Budi Rustandi (born 28 November 1979) is an Indonesian politician of the Gerindra Party and businessman who is the mayor of Serang, Banten. He had previously served as a member of Serang's city council in 2014–2024 and was its speaker from 2019–2024.
==Early life==
Budi Rustandi was born in Serang on 28 November 1979. He studied at a public elementary and public middle school there, before graduating from high school in 1998. He later received his bachelor's degree in 2019 from Bina Bangsa University in Serang.

== Career ==
Rustandi engaged in business before his entry to politics in the 2014 election, when he was elected into Serang City's Regional House of Representatives (DPRD) as a Gerindra Party member. He was elected for a second term in 2019 election, and was elected speaker of the DPRD. As DPRD speaker, Rustandi pressured the municipal government to increase tax revenues, and called for infrastructure improvements to a designated 1,000-hectare industrial zone in the city.

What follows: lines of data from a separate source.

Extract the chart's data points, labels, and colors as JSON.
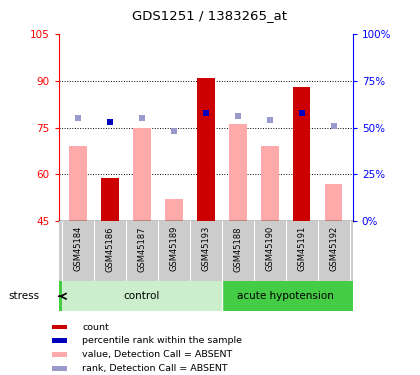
{
  "title": "GDS1251 / 1383265_at",
  "samples": [
    "GSM45184",
    "GSM45186",
    "GSM45187",
    "GSM45189",
    "GSM45193",
    "GSM45188",
    "GSM45190",
    "GSM45191",
    "GSM45192"
  ],
  "red_bars": [
    null,
    59,
    null,
    null,
    91,
    null,
    null,
    88,
    null
  ],
  "pink_bars": [
    69,
    null,
    75,
    52,
    null,
    76,
    69,
    null,
    57
  ],
  "blue_squares_pct": [
    null,
    53,
    null,
    null,
    58,
    null,
    null,
    58,
    null
  ],
  "light_blue_squares_pct": [
    55,
    null,
    55,
    48,
    58,
    56,
    54,
    null,
    51
  ],
  "ylim_left": [
    45,
    105
  ],
  "ylim_right": [
    0,
    100
  ],
  "yticks_left": [
    45,
    60,
    75,
    90,
    105
  ],
  "ytick_labels_left": [
    "45",
    "60",
    "75",
    "90",
    "105"
  ],
  "yticks_right": [
    0,
    25,
    50,
    75,
    100
  ],
  "ytick_labels_right": [
    "0%",
    "25%",
    "50%",
    "75%",
    "100%"
  ],
  "hlines": [
    60,
    75,
    90
  ],
  "red_color": "#cc0000",
  "pink_color": "#ffaaaa",
  "blue_color": "#0000bb",
  "light_blue_color": "#9999cc",
  "control_color": "#cceecc",
  "hypotension_color": "#44cc44",
  "gray_color": "#cccccc",
  "bar_width": 0.55,
  "n_control": 5,
  "n_hypotension": 4
}
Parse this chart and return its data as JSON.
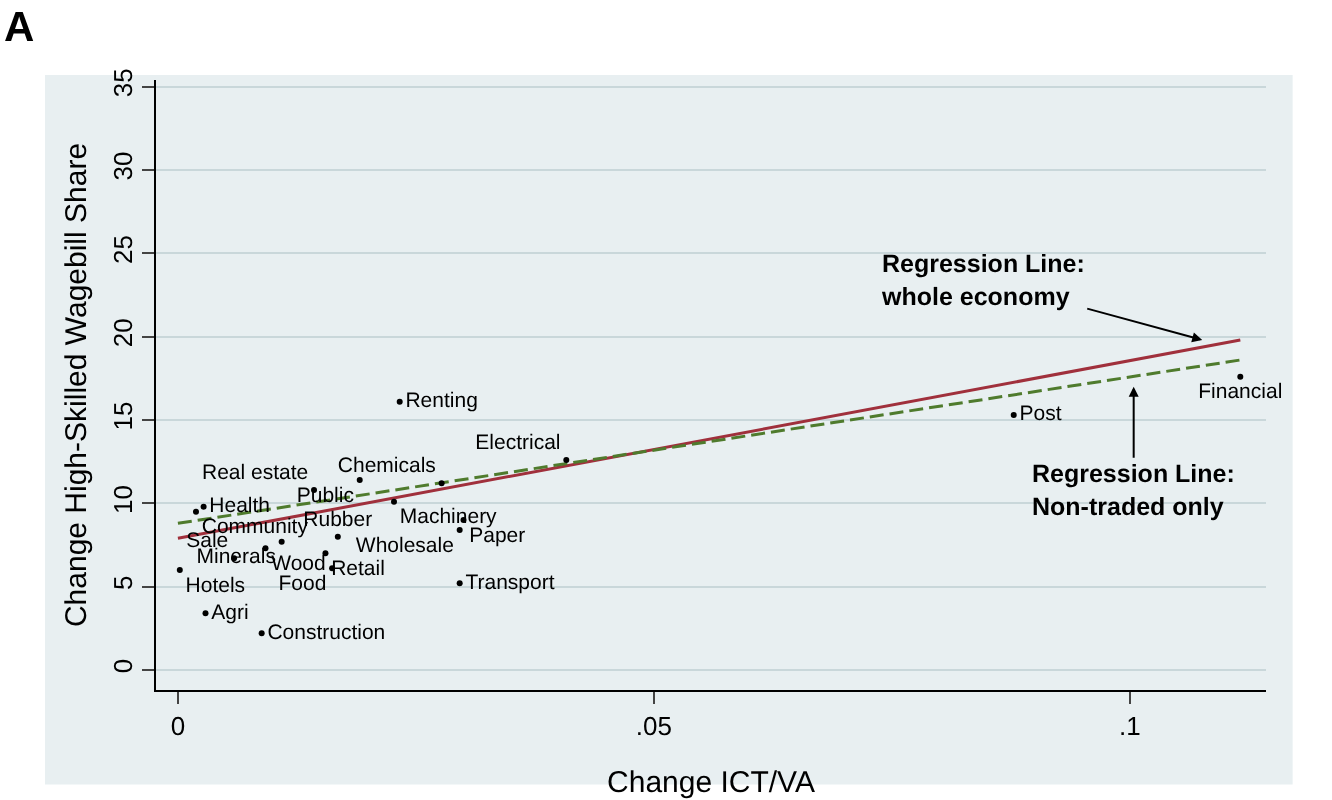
{
  "chart_data": {
    "type": "scatter",
    "title": "A",
    "xlabel": "Change ICT/VA",
    "ylabel": "Change High-Skilled Wagebill Share",
    "xlim": [
      -0.0023,
      0.1143
    ],
    "ylim": [
      -1.2,
      35.4
    ],
    "xticks": [
      0,
      {
        "value": 0.05,
        "label": ".05"
      },
      {
        "value": 0.1,
        "label": ".1"
      }
    ],
    "yticks": [
      0,
      5,
      10,
      15,
      20,
      25,
      30,
      35
    ],
    "grid": "y",
    "series": [
      {
        "color": "#000000",
        "marker": "circle",
        "x": [
          0.0233,
          0.0408,
          0.0277,
          0.0191,
          0.0143,
          0.0227,
          0.03,
          0.0296,
          0.0296,
          0.0002,
          0.0029,
          0.0088,
          0.0019,
          0.0027,
          0.0109,
          0.0168,
          0.0092,
          0.0059,
          0.0155,
          0.0162,
          0.0878,
          0.1116
        ],
        "values": [
          16.1,
          12.6,
          11.2,
          11.4,
          10.8,
          10.1,
          9.0,
          8.4,
          5.2,
          6.0,
          3.4,
          2.2,
          9.5,
          9.8,
          7.7,
          8.0,
          7.3,
          6.7,
          7.0,
          6.1,
          15.3,
          17.6
        ],
        "value_labels": [
          "Renting",
          "Electrical",
          "Chemicals",
          "Public",
          "Real estate",
          "Machinery",
          "Paper",
          "Wholesale",
          "Transport",
          "Hotels",
          "Agri",
          "Construction",
          "Community",
          "Health",
          "Minerals",
          "Rubber",
          "Wood",
          "Sale",
          "Retail",
          "Food",
          "Post",
          "Financial"
        ]
      },
      {
        "type": "line",
        "color": "#a0303c",
        "line_style": "solid",
        "x": [
          0,
          0.1116
        ],
        "values": [
          7.9,
          19.8
        ]
      },
      {
        "type": "line",
        "color": "#4f7b2d",
        "line_style": "dashed",
        "x": [
          0,
          0.1116
        ],
        "values": [
          8.8,
          18.6
        ]
      }
    ],
    "annotations": [
      {
        "text": "Regression Line:\nwhole economy",
        "x": 0.1076,
        "y": 19.8
      },
      {
        "text": "Regression Line:\nNon-traded only",
        "x": 0.1004,
        "y": 17.0
      }
    ]
  }
}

In 2024, Rustandi ran in Serang's mayoral election, with the support of Gerindra, PKS, and three smaller parties. His running mate was PKS' DPRD member Nur Agis Aulia. The pair won 212,262 votes (60.25%) in a three-way race, defeating previous mayor Syafrudin Syafe'i. Rustandi and Aulia were sworn in as mayor and vice-mayor on 20 February 2025.

As mayor, Rustandi announced a river engineering program on the Ci Banten section within the city for flood control purposes, in addition to providing an irrigation source for farmers around the city. As part of the program, the Sukadana neighborhood within the city was displaced and relocated to government-owned flats.

==Personal life==
He is married to Arfina, and the couple has five children.